The Strange Reason Red M&M's Vanished For More Than A Decade

When candies that are so ingrained in American culture have unusual hiccups in their past, it can be a little mind-bending to learn about them. And for those who are unaware, M&M's is definitely one of those candies. Most people are used to ripping open their brown M&M's bag to find a mixture of red, orange, yellow, green, blue, and brown candy-coated chocolate drops.

The color distribution in these bags has changed over the years. Back in 1997, when maker Mars shared the percentages, the M&M's breakdown per bag was 10% each of orange, green, and blue; 20% each of red and yellow; and 30% of the brown. About 20 years later in 2008, the blue M&M had taken over the lead, accounting for nearly a quarter of a bag (via SAS).

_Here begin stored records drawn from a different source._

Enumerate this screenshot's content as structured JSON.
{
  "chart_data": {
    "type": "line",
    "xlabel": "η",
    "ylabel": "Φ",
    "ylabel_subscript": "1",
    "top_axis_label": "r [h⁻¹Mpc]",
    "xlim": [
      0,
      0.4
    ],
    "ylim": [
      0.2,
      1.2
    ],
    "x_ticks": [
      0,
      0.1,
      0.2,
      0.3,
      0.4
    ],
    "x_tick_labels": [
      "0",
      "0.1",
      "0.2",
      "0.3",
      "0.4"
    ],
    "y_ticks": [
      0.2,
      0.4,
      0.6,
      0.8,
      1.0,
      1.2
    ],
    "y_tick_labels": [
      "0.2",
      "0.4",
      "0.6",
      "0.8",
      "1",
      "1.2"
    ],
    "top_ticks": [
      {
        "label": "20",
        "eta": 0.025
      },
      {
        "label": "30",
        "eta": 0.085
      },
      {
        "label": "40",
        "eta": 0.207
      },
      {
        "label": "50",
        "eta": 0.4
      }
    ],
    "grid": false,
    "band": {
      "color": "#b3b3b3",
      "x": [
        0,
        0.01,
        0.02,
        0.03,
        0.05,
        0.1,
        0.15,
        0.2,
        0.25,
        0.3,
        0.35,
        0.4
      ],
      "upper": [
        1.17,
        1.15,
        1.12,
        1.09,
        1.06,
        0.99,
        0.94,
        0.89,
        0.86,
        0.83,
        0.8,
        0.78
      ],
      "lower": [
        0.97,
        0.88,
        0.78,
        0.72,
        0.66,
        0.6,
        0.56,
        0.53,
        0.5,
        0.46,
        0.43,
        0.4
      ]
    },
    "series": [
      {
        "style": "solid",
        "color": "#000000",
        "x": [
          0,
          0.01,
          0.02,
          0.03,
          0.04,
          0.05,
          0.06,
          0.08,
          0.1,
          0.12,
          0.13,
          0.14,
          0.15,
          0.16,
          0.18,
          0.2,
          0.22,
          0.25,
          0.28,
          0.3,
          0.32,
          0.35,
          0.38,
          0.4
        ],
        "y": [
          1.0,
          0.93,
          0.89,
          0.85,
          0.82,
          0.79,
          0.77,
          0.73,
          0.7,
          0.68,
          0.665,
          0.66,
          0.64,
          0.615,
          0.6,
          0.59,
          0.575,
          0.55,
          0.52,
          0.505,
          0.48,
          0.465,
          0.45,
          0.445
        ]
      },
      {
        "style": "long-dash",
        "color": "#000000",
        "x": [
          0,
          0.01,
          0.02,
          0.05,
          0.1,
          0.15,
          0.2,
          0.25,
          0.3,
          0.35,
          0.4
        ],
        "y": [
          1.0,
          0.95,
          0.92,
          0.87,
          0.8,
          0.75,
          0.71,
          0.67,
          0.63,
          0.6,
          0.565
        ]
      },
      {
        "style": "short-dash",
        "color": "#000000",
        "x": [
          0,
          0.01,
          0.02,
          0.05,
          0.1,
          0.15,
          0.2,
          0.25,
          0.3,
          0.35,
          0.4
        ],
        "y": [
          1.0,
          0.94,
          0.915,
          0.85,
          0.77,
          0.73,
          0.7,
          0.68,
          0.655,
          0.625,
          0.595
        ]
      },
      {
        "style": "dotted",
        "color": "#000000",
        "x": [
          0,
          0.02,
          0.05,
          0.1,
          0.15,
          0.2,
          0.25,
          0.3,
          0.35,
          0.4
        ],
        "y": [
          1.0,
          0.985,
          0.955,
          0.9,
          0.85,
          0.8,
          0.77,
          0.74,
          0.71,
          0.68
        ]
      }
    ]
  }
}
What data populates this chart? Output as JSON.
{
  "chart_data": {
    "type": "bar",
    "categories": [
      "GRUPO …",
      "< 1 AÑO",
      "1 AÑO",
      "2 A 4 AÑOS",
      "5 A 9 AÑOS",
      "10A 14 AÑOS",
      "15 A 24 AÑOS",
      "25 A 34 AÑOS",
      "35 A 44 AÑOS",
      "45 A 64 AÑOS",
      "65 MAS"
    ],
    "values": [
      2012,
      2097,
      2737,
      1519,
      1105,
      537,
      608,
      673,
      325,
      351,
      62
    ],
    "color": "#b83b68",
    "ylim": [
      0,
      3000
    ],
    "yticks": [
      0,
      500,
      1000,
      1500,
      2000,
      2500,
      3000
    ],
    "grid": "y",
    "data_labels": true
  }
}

Then, according to statistician Rick Wicklin, as reported by Quartz, the color mixture in 2016-17 saw the green M&M as the most common, though just barely, with all the colors ranging from 13.5% to 19.5%. Note that the red M&M by this count accounted for 15.1% of an M&M bag  right in the middle. However, did you know there was a time when the red M&M couldn't be counted at all.

M&M's have gone through a few color changes throughout the years

Red, orange, yellow, green, blue, and brown is actually far from the original lineup of M&M's colors. Instead of the steadfast rainbow colors you've come to expect, there were actually three changes to the colors over the years — including an end to red M&M's for an extended time. As it turns out, purple M&M's were actually the original color instead of blue in 1941 (via Teen Vogue). Then in 1949, the purple M&M's were changed to a tan color. By 1995, a poll taken by fans determined that blue would replace tan as the new permanent color, and it has certainly stuck in the decades since (per SFGate).

As for red M&M's, Mars actually stopped producing the color between 1976 and 1987, according to Mental Floss. Apparently, the Soviet Union declared that Red Dye No. 2 could pose a health risk to those who consumed it. So, to be safe, the U.S. Food and Drug Administration banned the use of the dye. Note, however, that this should not have affected the red M&M since Mars used a different red dye altogether (Nos. 3 and 40). But, the company chose to err on the side of caution at the time, shelving the red M&M for some 11 years.

Of course, the Soviet Union's claim proved not to be true. Granted, it was during the Cold War (via National Geographic). It'd be comical to think that the "red scare" might have simply been a funny stab at American capitalism at the time. Regardless, those dark years did not include red M&M's in any candy packs: 0%.